Flirtation with England
Harry wanted the England job. That was clear and he has even admitted so much. What is shocking is at the time he was saying how the players didn’t care about who the manager was. When he was struggling to get the contract he wanted after being neglected by England, he had a significant u-turn. All of a sudden players did care. They wanted him as the manager and the uncertainty of whether he would be around was unsettling. Make your mind up Harry…
If Redknapp had shown Levy and Tottenham the loyalty that they had shown him throughout his trial, he would have been rewarded with a lucrative contract. Instead he wouldn’t sign the 4 year contract on offer and hankered after the England job. Not being offered the England job put him in a difficult position when trying to negotiate a new contract.
Finally, it takes a brave man to cross Daniel Levy. This is a man that is ruthless. Harry was playing a brave game trying to negotiate a new contract through his chums in the press. Levy was probably expecting (as we all were) Redknapp to get the England job. When this didn’t happen he had a decision to make. I believe he has made the right one, but whoever the new man is he needs to be backed.
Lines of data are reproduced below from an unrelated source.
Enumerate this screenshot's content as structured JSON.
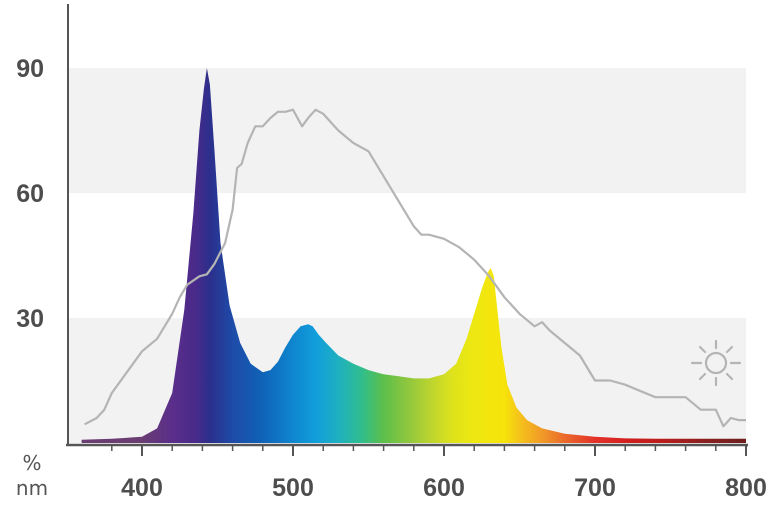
{
  "chart_data": {
    "type": "area",
    "title": "",
    "xlabel": "nm",
    "ylabel": "%",
    "xlim": [
      360,
      800
    ],
    "ylim": [
      0,
      100
    ],
    "x_ticks": [
      400,
      500,
      600,
      700,
      800
    ],
    "y_ticks": [
      30,
      60,
      90
    ],
    "x_tick_labels": [
      "400",
      "500",
      "600",
      "700",
      "800"
    ],
    "y_tick_labels": [
      "30",
      "60",
      "90"
    ],
    "grid": "alternating horizontal bands",
    "legend": "none",
    "series": [
      {
        "type": "area",
        "fill": "visible spectrum gradient",
        "x": [
          360,
          380,
          400,
          410,
          420,
          428,
          434,
          438,
          441,
          443,
          445,
          448,
          452,
          458,
          465,
          472,
          480,
          485,
          490,
          495,
          500,
          505,
          510,
          513,
          517,
          522,
          530,
          540,
          550,
          560,
          570,
          580,
          590,
          600,
          608,
          615,
          620,
          625,
          629,
          631,
          633,
          635,
          638,
          642,
          648,
          655,
          665,
          680,
          700,
          720,
          740,
          760,
          780,
          800
        ],
        "values": [
          0.8,
          1.0,
          1.5,
          3.5,
          12,
          32,
          55,
          75,
          85,
          90,
          86,
          70,
          48,
          33,
          24,
          19,
          17,
          17.5,
          19.5,
          23,
          26,
          28,
          28.5,
          28,
          26,
          24,
          21,
          19,
          17.5,
          16.5,
          16,
          15.5,
          15.5,
          16.5,
          19,
          25,
          31,
          37,
          41,
          42,
          40,
          33,
          23,
          14,
          8.5,
          5.5,
          3.5,
          2.2,
          1.5,
          1.1,
          1.0,
          1.0,
          1.0,
          1.0
        ]
      },
      {
        "type": "line",
        "color": "#b4b4b4",
        "x": [
          362,
          370,
          375,
          380,
          390,
          400,
          410,
          420,
          425,
          430,
          438,
          443,
          448,
          455,
          460,
          463,
          466,
          470,
          475,
          480,
          485,
          490,
          495,
          500,
          503,
          506,
          510,
          515,
          520,
          525,
          530,
          540,
          550,
          560,
          570,
          580,
          585,
          590,
          600,
          610,
          620,
          630,
          640,
          650,
          660,
          665,
          670,
          680,
          690,
          700,
          710,
          720,
          740,
          760,
          770,
          780,
          785,
          790,
          795,
          800
        ],
        "values": [
          4.5,
          6,
          8,
          12,
          17,
          22,
          25,
          31,
          35,
          38,
          40,
          40.5,
          43,
          48,
          56,
          66,
          67,
          72,
          76,
          76,
          78,
          79.5,
          79.5,
          80,
          78,
          76,
          78,
          80,
          79,
          77,
          75,
          72,
          70,
          64,
          58,
          52,
          50,
          50,
          49,
          47,
          44,
          40,
          35,
          31,
          28,
          29,
          27,
          24,
          21,
          15,
          15,
          14,
          11,
          11,
          8,
          8,
          4,
          6,
          5.5,
          5.5
        ]
      }
    ],
    "annotations": [
      "sun icon"
    ]
  },
  "colors": {
    "grid_band": "#f2f2f2",
    "axis": "#555555",
    "reference_line": "#b4b4b4",
    "tick_text": "#4d4d4d"
  },
  "icons": [
    "sun-icon"
  ]
}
Levy can’t completely absolve himself from any blame for Tottenham failing to make the champions league. The two end of season collapses could have been avoided by strengthening in the January transfer windows. This didn’t happen for one reason or another. I would expect that he didn’t want to back Harry in the knowledge that he was likely to be off in the summer. He probably thought that a 10 point lead was probably enough to secure Champions League football. Oh how he was wrong….
I firmly believe the time is right for Redknapp to go. Exciting times are ahead with a new training complex in place and a new stadium on the horizon. It is time for a new manager to come in, someone who respects the club and its fans and someone who can take the club forward. Once the dust has settled and the pain of blowing a 10 point lead over Arsenal has subsided, I am sure I will be able to look back at the Redknapp era with fondness. He led us into the champions league for the first time and produced some of the best football I have seen in all my years that I have supported Spurs. However there will always be a lingering feeling of what could have been. We should have been in the Champions League 3 years running if it wasn’t for the end of season collapses.
Harry – you were brilliant at reminding us we’ve never had it as good but now maybe you will realise – neither had you!